Była to muzyka serca osieroconego, a które pamiętało dawne doby szczęścia, zgasłe dnie miłości i nadziei, zachwytu i wiary. O! biedny ! On kochał! kochał!… i cóż mu z tyła miłości zostało? co?… oprócz tęsknoty i żalu i rozczarowania?… Gdzie ta, dla której pałał, którą ubóstwiał, po której dziś płacze nieszczęśliwy! Może ją mogiła zawarła? O! nie!     – śmierć nie rozdziela duchów; nie osieroca serc, spojonych wiarą wzajemną. I z łona wieczności, duch wierny kochanki spłynie ku swej połowie na ziemię, zbiegnie w padoły doczesności, by się z ukochanym duchem połączyć na chwilę, by z nim pomarzyć, popłakać ! kto stracił kochankę w mogile, ujrzy ją kiedyś na niebie, by wiecznie razem z nią pozostać. Ale zdrada! zdrada! to głębia niezmierzona ! morze bezdenne ! piekło nieprzebyte ! Taką otchłanią rozłączone serca cóż złączyć na powrót potrafi ? – Co zdoła położyć kres sieroctwu ? nektarem piołun osłodzić ?

Ta boleść tłumiona Lipowczyńskiego, nie byłaż skutkiem zdrady ? A ta co go zdradziła, czy to nie ta sama dziewica, której wizerunek zdumiał mnie i zachwycił ?… O! nie! nie! w tych rysach żyje dusza szlachetna!
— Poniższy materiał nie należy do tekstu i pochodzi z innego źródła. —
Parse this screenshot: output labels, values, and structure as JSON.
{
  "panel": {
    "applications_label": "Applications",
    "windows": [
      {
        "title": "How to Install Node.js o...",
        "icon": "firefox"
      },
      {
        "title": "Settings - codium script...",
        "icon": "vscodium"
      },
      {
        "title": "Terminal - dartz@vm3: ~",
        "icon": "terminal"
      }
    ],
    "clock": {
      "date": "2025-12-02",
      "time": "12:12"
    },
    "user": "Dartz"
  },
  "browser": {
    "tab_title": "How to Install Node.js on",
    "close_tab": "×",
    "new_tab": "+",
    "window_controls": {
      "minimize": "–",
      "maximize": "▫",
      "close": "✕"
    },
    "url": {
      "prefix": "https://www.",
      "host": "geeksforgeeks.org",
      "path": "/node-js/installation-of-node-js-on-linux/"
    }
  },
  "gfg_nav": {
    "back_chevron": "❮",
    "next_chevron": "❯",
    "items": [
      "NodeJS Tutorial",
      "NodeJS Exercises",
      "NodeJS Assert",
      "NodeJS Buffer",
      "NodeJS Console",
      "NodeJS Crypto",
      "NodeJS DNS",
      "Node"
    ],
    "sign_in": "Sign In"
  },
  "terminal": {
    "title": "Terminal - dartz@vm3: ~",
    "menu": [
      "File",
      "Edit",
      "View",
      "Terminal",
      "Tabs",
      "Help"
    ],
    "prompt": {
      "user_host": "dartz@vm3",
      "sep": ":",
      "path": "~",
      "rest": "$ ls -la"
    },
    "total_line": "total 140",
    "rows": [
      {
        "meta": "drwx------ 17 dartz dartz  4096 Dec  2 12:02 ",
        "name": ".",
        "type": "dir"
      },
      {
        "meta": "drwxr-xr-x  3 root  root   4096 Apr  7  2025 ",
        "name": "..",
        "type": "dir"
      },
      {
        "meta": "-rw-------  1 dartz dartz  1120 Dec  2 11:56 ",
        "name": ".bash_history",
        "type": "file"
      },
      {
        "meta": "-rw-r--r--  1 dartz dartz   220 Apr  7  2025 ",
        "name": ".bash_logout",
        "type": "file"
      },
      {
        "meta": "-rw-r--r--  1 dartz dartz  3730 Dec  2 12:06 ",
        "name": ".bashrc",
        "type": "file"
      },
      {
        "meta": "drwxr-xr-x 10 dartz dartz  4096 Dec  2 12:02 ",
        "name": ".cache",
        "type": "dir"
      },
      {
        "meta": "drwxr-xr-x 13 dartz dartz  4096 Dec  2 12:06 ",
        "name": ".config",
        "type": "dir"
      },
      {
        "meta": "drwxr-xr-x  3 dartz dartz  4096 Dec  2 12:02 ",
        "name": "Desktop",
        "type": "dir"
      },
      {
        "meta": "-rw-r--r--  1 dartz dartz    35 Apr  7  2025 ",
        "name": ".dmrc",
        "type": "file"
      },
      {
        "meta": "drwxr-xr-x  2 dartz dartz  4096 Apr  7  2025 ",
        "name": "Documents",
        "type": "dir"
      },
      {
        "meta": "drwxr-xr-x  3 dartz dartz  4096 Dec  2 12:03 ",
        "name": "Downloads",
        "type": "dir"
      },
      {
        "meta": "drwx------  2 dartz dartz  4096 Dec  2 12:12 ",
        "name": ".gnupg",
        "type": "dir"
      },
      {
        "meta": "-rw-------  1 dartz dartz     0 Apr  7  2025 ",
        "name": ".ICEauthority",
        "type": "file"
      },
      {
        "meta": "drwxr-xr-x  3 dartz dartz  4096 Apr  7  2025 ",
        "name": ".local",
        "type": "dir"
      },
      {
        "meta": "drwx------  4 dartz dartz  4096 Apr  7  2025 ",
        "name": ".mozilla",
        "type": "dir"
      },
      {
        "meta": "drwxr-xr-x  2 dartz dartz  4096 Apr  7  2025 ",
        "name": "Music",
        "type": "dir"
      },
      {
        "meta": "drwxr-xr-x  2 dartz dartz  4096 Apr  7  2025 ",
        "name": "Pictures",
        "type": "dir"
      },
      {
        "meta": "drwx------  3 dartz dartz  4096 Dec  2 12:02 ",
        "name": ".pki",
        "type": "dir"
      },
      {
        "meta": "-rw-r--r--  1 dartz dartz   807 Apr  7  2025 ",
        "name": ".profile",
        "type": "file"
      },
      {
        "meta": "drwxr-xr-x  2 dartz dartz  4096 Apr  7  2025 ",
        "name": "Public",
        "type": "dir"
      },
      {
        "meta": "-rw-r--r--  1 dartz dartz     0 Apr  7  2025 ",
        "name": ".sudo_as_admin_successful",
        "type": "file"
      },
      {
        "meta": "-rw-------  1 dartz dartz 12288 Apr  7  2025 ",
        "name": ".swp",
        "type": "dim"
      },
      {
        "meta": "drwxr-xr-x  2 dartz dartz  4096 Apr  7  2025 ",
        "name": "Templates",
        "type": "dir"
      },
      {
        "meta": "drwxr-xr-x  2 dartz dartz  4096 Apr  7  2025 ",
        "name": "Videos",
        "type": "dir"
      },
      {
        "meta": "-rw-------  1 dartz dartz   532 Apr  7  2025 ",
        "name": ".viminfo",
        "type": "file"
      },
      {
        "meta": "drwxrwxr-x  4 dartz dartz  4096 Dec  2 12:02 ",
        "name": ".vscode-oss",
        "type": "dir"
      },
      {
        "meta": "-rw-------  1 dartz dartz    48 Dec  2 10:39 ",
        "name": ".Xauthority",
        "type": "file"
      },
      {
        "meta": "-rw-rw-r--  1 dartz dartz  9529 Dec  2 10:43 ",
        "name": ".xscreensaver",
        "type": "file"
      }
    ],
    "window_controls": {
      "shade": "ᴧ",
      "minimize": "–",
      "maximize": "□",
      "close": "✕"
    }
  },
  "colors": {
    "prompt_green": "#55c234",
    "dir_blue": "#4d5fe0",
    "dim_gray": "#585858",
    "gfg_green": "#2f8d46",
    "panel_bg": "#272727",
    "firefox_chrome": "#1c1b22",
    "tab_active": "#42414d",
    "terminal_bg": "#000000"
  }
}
Na tym nieskalanym czole mogłaż kiedykolwiek spocząć myśl zdrady plugawa ? Nie takimi ustami mówi krzywoprzysięstwo ! Nie taki anioł upada!…

Badanie tej psychologicznej zagadki pogrążyło mnie tak dalece w zadumie, że, gdyby mnie Lipowczyński nie zbudził, Bóg wie, ile by ten letarg zamyślenia chwil i godzin pochłonął.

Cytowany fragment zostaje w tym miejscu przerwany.